Biopterin-dependent aromatic amino acid hydroxylases (AAAH) are a family of aromatic amino acid hydroxylase enzymes which includes phenylalanine 4-hydroxylase, tyrosine 3-hydroxylase, and tryptophan 5-hydroxylase. These enzymes primarily hydroxylate the amino acids L-phenylalanine, L-tyrosine, and L-tryptophan, respectively.

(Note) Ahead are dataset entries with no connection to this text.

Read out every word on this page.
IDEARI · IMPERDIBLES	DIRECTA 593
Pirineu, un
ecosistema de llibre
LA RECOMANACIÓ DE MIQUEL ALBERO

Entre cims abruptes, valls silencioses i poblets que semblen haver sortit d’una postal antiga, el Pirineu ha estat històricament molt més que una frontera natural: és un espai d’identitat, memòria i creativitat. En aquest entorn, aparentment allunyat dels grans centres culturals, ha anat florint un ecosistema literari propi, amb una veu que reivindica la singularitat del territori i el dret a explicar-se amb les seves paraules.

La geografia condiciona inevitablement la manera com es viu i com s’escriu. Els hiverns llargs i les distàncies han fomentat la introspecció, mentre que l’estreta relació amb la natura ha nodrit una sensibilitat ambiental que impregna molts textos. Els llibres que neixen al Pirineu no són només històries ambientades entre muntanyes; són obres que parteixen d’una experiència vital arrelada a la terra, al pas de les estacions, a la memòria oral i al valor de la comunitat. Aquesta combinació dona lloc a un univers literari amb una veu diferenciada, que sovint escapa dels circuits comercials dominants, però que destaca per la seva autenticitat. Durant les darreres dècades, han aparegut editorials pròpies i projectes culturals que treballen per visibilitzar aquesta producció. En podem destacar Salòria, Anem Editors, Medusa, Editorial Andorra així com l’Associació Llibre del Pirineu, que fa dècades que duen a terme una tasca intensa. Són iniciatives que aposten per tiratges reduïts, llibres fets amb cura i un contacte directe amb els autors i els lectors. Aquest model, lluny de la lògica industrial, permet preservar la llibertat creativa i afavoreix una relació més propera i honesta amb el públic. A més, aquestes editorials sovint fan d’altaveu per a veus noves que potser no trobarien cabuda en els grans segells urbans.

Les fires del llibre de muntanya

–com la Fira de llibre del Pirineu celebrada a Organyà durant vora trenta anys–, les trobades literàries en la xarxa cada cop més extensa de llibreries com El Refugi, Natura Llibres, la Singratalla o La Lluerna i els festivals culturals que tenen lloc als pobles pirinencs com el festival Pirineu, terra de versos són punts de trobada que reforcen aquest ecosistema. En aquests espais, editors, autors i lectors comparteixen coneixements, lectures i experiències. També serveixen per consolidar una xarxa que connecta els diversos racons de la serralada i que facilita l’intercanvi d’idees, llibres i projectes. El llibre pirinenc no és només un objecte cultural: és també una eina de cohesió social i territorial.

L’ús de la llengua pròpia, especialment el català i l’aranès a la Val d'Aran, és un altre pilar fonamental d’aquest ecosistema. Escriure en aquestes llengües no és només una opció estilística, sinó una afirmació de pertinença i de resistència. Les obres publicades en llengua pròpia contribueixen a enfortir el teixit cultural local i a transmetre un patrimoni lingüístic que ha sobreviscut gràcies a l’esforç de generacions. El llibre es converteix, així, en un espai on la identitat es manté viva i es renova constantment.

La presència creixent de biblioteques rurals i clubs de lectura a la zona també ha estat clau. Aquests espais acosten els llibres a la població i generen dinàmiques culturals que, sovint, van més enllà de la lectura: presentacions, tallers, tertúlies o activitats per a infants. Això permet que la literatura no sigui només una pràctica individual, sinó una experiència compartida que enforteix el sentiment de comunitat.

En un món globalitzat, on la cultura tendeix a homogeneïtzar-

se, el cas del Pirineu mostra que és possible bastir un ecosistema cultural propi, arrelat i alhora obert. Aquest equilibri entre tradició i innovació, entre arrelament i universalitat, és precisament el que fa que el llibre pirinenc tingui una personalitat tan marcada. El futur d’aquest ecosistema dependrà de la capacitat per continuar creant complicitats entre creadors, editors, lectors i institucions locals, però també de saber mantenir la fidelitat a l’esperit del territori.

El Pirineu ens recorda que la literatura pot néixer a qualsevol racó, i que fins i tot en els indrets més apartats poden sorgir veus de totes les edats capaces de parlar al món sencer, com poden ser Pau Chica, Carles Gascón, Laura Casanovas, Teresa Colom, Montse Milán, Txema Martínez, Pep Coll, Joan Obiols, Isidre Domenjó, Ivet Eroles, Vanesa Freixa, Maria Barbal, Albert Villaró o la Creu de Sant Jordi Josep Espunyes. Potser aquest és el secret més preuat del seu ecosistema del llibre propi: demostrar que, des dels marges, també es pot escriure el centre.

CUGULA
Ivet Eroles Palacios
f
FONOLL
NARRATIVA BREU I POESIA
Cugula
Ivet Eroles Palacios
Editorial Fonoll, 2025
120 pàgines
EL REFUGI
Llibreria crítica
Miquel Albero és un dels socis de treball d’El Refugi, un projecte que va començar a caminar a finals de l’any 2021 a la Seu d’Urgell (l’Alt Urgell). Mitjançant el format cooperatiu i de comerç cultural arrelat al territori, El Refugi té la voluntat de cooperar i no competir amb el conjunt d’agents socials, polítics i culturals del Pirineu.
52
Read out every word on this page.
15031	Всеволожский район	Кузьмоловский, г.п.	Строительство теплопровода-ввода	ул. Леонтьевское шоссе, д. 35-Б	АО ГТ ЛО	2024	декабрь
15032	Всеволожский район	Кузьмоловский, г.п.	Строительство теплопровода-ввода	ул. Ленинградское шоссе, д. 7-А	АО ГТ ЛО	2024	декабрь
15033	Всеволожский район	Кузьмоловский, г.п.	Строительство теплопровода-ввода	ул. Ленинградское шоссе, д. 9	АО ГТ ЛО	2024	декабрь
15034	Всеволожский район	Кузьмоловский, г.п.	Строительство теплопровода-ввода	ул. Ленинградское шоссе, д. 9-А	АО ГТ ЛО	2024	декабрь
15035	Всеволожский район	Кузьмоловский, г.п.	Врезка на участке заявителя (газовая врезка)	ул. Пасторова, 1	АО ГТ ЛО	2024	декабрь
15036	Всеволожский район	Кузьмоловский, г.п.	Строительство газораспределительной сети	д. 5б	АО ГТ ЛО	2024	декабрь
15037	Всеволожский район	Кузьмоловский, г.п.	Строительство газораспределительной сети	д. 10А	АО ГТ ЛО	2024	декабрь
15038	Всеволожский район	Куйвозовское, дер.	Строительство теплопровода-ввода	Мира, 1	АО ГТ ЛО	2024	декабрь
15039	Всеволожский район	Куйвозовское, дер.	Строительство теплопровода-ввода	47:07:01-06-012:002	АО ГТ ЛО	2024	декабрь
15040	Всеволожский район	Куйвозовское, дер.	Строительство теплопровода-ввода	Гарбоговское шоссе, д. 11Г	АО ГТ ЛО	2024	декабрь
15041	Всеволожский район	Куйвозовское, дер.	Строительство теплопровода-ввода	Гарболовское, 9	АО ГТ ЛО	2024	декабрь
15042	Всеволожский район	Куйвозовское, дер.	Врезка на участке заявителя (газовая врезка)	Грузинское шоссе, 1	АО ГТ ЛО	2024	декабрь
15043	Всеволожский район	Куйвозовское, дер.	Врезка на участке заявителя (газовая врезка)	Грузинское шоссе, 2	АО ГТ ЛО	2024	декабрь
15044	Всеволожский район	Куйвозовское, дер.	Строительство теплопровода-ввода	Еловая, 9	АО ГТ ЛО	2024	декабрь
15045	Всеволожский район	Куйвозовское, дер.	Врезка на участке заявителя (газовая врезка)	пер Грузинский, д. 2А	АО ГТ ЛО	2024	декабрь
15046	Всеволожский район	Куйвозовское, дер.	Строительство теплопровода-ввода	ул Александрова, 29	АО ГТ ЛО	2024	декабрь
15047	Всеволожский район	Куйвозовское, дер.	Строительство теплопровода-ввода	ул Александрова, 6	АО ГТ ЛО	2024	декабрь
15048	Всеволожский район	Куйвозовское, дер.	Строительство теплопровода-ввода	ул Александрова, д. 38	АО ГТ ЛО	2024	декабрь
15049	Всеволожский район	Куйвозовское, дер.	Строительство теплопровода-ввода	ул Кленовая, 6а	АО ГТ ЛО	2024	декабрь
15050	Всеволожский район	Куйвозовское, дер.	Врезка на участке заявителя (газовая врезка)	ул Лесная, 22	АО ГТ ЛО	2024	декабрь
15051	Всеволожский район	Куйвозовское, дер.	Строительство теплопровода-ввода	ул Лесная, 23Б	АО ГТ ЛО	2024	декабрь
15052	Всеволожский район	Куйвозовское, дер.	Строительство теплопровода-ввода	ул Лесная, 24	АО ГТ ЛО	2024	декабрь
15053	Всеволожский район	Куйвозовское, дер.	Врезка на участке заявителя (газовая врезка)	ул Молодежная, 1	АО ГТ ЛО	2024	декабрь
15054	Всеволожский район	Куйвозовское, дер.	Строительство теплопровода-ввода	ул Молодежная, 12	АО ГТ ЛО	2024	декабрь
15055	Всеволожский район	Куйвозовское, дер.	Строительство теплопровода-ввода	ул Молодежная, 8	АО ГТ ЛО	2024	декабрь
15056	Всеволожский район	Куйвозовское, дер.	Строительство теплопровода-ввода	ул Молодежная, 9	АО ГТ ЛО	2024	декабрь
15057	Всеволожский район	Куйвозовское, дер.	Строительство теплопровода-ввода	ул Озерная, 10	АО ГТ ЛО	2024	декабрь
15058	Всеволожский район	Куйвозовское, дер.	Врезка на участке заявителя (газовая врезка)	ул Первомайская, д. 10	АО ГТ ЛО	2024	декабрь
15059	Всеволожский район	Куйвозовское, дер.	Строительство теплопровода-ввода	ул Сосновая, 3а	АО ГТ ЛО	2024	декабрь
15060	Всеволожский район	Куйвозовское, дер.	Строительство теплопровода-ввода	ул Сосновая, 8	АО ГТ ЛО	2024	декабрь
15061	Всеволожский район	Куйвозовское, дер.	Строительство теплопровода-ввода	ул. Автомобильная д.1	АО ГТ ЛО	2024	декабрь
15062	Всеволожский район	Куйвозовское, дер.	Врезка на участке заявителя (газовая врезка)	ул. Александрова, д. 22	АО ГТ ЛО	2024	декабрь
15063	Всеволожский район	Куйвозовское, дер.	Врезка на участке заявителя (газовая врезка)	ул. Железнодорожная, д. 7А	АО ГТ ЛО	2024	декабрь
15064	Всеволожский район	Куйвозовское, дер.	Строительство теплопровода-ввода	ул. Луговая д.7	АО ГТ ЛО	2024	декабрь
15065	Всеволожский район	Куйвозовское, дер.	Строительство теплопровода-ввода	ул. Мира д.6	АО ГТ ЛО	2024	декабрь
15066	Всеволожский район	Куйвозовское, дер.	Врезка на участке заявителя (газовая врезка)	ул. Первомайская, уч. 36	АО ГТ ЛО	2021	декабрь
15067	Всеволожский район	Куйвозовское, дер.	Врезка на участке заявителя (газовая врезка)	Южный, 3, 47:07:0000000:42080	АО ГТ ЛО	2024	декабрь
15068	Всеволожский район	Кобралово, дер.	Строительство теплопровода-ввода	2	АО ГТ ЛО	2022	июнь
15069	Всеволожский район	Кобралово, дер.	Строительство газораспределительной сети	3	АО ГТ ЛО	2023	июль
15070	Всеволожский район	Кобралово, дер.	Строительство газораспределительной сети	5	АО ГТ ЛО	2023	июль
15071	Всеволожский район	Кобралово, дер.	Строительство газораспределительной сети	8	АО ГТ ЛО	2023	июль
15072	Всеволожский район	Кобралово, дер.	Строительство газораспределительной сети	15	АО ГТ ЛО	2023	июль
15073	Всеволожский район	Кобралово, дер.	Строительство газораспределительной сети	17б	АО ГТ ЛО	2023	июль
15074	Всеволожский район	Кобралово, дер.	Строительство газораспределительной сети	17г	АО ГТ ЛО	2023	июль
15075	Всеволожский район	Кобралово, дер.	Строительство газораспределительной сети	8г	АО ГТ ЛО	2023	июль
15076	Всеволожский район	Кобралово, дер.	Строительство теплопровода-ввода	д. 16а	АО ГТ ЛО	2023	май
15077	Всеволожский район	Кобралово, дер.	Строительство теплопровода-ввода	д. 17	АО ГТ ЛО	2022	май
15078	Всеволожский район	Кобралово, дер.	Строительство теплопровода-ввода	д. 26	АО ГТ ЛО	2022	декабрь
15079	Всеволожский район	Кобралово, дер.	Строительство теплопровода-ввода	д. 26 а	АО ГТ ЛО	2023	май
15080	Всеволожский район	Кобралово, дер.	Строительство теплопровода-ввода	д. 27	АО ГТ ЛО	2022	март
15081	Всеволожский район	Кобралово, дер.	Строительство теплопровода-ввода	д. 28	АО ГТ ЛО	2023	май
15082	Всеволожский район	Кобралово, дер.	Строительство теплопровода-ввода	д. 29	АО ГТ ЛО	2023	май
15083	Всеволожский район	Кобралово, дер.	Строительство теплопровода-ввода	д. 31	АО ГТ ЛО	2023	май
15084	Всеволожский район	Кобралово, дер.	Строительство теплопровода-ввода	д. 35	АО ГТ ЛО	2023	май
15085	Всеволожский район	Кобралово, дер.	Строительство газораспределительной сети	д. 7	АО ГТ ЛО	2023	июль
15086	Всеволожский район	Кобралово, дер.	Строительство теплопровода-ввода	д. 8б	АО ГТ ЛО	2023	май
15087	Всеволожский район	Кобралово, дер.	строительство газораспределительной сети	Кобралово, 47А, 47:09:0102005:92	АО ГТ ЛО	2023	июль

The AAAH enzymes are functionally and structurally related proteins which act as rate-limiting catalysts for important metabolic pathways. Each AAAH enzyme contains iron and catalyzes the ring hydroxylation of aromatic amino acids using tetrahydrobiopterin (BH4) as a substrate. The AAAH enzymes are regulated by phosphorylation at serines in their N-termini.

==Role in metabolism==

In humans, phenylalanine hydroxylase deficiency can cause phenylketonuria, the most common inborn error of amino acid metabolism. Phenylalanine hydroxylase catalyzes the conversion of L-phenylalanine to L-tyrosine. Tyrosine hydroxylase catalyzes the rate-limiting step in catecholamine biosynthesis: the conversion of L-tyrosine to L-DOPA. Similarly, tryptophan hydroxylase catalyzes the rate-limiting step in serotonin biosynthesis: the conversion of L-tryptophan to 5-hydroxy-L-tryptophan.

==Structure==

It has been suggested that the AAAH enzymes each contain a conserved C-terminal catalytic (C) domain and an unrelated N-terminal regulatory (R) domain. It is possible that the R protein domains arose from genes that were recruited from different sources to combine with the common gene for the catalytic core. Thus, by combining with the same C domain, the proteins acquired the unique regulatory properties of the separate R domains.